When is a legacy program sustainably successful? As fundraisers, we are understandably focused on KPIs, break-even and ROI. So when I started building a legacy programme, my focus was on lead acquisition and identifying pledgers. Whilst the programme was in its infancy, I wanted to get a grip on the visibility of results and, of equal significance, ensure those results were communicated to management promptly and accurately.
The marketing side of our job, where strong communication inspires people to leave a gift in their will to our organisations, is hugely significant but is only half of the picture. Laser focus on results and reporting can distract you from the other part of our work – stewardship.
What is stewardship?
Stewardship describes the discipline of building and maintaining relationships with supporters in a structured manner. It’s important to note that this does not only apply to individuals but should also be seen at an organisationally strategic level. A successful stewardship programme is a carefully planned series of communication and engagement choices that gradually bind groups of supporters and donors to your organisation for a long time to inspire them to give a gift in their will.
Stewardship within legacy programmes
An important part of our work as legacy fundraisers starts once we identify people (referred to as leads, prospects, hand-raisers) who are open to eventually leaving a gift in their will. The challenge with legacy fundraising is that people often need time to take action to include a charity in their will, in many cases resulting in years before an organisation will receive this gift. During these years, a lot can happen in the life of a (potential) pledger, and as an organisation, we have to stay on top of their mind. However, the time that passes is a golden opportunity – it is our chance to show the impact the charity, and therefore the supporter, can make and that we turn our promises into reality. It is about what all relationships are about – trust.
The importance of stewardship
We often underestimate the importance of stewardship. Perhaps because the way we measure the impact is harder to quantify. But we can do something about this. We can also attach KPIs to stewardship. Which actions within a stewardship programme work and which are appreciated? How many legacy prospects eventually become pledgers and then actually leave a gift in their will? Is there a difference in gift value between known legators compared to unknown legators? There are great chances to develop our legacy programmes by gaining more information and knowledge about effective stewardship.

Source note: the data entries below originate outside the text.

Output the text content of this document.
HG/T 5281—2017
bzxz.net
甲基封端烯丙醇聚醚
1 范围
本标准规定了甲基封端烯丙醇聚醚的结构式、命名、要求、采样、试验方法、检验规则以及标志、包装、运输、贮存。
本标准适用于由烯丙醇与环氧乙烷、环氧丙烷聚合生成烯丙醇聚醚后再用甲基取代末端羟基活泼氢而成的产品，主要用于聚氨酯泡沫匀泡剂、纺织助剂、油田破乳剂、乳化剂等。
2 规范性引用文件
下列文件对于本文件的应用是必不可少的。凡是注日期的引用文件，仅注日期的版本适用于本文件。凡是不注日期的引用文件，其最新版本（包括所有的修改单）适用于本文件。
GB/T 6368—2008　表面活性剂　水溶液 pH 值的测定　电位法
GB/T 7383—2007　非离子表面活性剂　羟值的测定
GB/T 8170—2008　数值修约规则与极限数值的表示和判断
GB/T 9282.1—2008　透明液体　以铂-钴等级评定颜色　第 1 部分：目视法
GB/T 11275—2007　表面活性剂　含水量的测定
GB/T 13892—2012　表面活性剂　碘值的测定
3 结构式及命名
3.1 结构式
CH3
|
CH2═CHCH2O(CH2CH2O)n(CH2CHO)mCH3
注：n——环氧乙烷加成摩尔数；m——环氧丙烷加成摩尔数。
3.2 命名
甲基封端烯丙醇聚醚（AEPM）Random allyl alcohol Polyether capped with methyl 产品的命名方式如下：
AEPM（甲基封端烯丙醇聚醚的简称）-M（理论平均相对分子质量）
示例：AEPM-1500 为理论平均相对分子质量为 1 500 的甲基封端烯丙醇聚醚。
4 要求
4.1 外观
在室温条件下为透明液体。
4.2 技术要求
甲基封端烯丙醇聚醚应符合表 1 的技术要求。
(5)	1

In addition, it is important to provide internal feedback and insight on the personal contact we have with (potential) pledgers. Some pledgers want contact with organisations. Some have questions or opinions about how we do our work. These are crucial moments in the donor relationship. As an organisation, you have to take prospects and pledgers seriously, listen carefully and build trust. Not all organisations have a relationship manager for their legacy programmes, but I know from experience that personal contact can make a significant difference for some prospects and pledgers. A difference that can literally be worth millions. As a relationship manager, it’s important to show the result of your work and provide feedback internally, for example, by keeping track of contact moments in a dashboard and regularly reporting to senior management.
Supporters have different needs
“Many pledgers don’t let organisations know that they are leaving a gift and also don’t want special treatment.” “Organisations that do not invest in stewardship also receive legacies.” I still hear this arguments for not investing in stewardship or legacy fundraising. The explanation for this is simply that not everyone needs contact. But be careful not to jump to conclusions too quickly because there are different groups of supporters with different needs. Some people make their own decisions and don’t want any help or contact. Other people don’t know that leaving a legacy is even possible or how it could be done and simply want information or additional confirmation through personal contact. Supporters, donors, and pledgers are all different. Just because your organisation receives legacies from people who arranged it all alone doesn’t mean you shouldn’t invest in legacy fundraising and stewardship.
Research is also showing the importance of stewardship in legacy fundraising. Legacy Foresight released a very insightful analysis on legacy stewardship in the UK. A well-functioning stewardship programme leads to (potential) pledgers that are more involved, more loyal, and feel more valued. Satisfied pledgers share their good experiences with family and friends and can even become ambassadors.
A sustainably successful legacy programme combines fundraising with stewardship. If you only focus on marketing within your legacy programme and invest your budget and capacity only in lead acquisition, your investments can quickly evaporate. Through stewardship, you cultivate the legacy leads that you have recruited. A successful legacy programme always stands on two legs: marketing and stewardship.
 The term stewardship is less often used in non-English speaking countries. For example, in the Netherlands, we often talk about relationship management. But, ultimately, there are many terms that you could also use, like; supporter care or relationship building, etc.
 I always find this perspective remarkable because, alongside other forms of fundraising, we receive donations out of the blue, and we still invest in that fundraising. For example, look at major donor fundraising. Charities receive large spontaneous gifts without having built any relationships. For many organisations, major donor stewardship is much more self-evident than legacy stewardship. For me, a foolish decision, mainly because the income from legacies is often higher than that of major donors. It is high time to invest more budget and, above all, capacity in legacy fundraising and stewardship.